From what you've described, I can't see why you would need to come across as more authoritative. Your role is not to force anyone to do anything, but collect assignments. If you're too authoritative, it will be a disservice to you by creating poor relationships with the students.

Perhaps you just feel soft and that's more a self esteem thing than anything - there's nothing wrong with not being domineering - in fact, simply being nice is a much overlooked thing.
posted by mleigh at 2:03 AM on April 8, 2011

Great advice above about the assignments, but I'll add this about the English-speaking: when students aren't speaking English, don't confront them or point a finger. Just say, to no one in particular, "English!" Say it just the tiniest bit louder than your conversational voice. Turn away from the people if you have to. You're not correcting them, you're just throwing it out there that, hey, this is a rule, you probably forgot, no big deal -- but don't say that part. Just "English!" and then you're done, back to whatever work you were doing.
posted by Etrigan at 5:24 AM on April 8, 2011

nthing - you sound like you're just the collector for assignments - I wouldn't say a word to or about those who don't turn them in.

I read it as you're in a country that doesn't use English, so I would simply, if it means anything to you, always speak the native language. Even if they speak to you in English, reply in the native language. I think it's reasonable to switch to English if you're not understanding each other.

But then, I've gotten almost nutty lately, having spent half my life trying to make others "do right," about "I'll do my part correctly and not worry about anyone else." YMMV.
posted by randomkeystrike at 6:47 AM on April 8, 2011

It's much easier to start off as a hard-ass and then soften up than it is to start off easy-going and then try to enforce unpopular things. You need the policies in writing, and you need everyone to have a copy of them.

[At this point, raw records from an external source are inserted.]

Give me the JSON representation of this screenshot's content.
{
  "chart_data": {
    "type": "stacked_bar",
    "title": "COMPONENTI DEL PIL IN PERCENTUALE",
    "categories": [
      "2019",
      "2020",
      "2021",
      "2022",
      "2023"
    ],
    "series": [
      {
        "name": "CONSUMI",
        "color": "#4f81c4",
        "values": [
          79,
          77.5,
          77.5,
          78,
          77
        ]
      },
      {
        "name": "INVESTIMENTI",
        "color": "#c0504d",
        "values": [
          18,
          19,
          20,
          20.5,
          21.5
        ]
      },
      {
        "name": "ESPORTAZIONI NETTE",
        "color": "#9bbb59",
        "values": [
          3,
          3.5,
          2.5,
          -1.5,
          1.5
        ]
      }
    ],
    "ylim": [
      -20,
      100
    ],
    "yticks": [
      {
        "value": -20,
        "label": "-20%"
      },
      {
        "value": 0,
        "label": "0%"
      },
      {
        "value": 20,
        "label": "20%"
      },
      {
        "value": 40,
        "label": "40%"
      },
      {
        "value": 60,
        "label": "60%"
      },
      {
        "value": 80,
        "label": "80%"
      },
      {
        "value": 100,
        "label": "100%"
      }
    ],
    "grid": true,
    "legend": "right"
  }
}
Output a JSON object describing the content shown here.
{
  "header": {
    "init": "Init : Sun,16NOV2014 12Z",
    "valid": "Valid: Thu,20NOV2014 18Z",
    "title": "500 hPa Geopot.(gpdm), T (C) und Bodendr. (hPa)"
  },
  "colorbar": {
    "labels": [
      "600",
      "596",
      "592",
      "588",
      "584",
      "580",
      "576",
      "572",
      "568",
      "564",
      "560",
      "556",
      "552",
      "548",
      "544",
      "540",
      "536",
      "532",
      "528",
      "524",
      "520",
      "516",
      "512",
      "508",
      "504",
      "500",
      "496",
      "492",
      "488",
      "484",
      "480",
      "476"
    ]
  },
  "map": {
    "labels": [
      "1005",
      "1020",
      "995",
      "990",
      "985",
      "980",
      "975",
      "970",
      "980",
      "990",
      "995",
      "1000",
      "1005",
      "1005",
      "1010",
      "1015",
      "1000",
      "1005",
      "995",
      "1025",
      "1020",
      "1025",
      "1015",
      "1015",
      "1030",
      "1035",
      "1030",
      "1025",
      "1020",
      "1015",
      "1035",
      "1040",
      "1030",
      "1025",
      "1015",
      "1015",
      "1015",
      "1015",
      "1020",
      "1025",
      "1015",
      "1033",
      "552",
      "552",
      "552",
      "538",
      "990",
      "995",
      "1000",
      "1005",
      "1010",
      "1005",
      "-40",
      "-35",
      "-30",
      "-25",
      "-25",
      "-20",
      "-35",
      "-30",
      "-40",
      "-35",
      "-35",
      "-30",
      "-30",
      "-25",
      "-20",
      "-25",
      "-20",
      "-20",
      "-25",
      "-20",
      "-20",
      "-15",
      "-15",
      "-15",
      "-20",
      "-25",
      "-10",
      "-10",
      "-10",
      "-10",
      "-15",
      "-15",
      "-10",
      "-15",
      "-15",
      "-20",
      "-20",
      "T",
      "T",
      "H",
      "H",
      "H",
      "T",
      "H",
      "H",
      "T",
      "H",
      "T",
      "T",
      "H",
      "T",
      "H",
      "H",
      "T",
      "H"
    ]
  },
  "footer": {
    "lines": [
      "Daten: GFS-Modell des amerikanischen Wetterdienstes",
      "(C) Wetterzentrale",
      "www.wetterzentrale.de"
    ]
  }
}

I'd avoid the "director says you have to..." gambit. It's less confrontative to pass the buck like that, and it seems easier, but in the long run it's not. You're undermining your own authority that way. You open yourself to "yeah, but he'll never know" or "but he himself doesn't..." arguments. If your job is to enforce the rules, then enforce the rules, politely. Just a simple reminder, "hey guys, you need to speak the language in here." Don't waffle with the whole "I could get into trouble if I let you..." or "I know it's stupid, but..." stuff.

Once your reputation is established as having certain standards, you can then on an occasional basis, sometimes intentionally overlook something. It's kind of an art to pretend to not notice something, while still letting the person know you DID notice, and that you're cutting them some slack but don't want it to become a habit.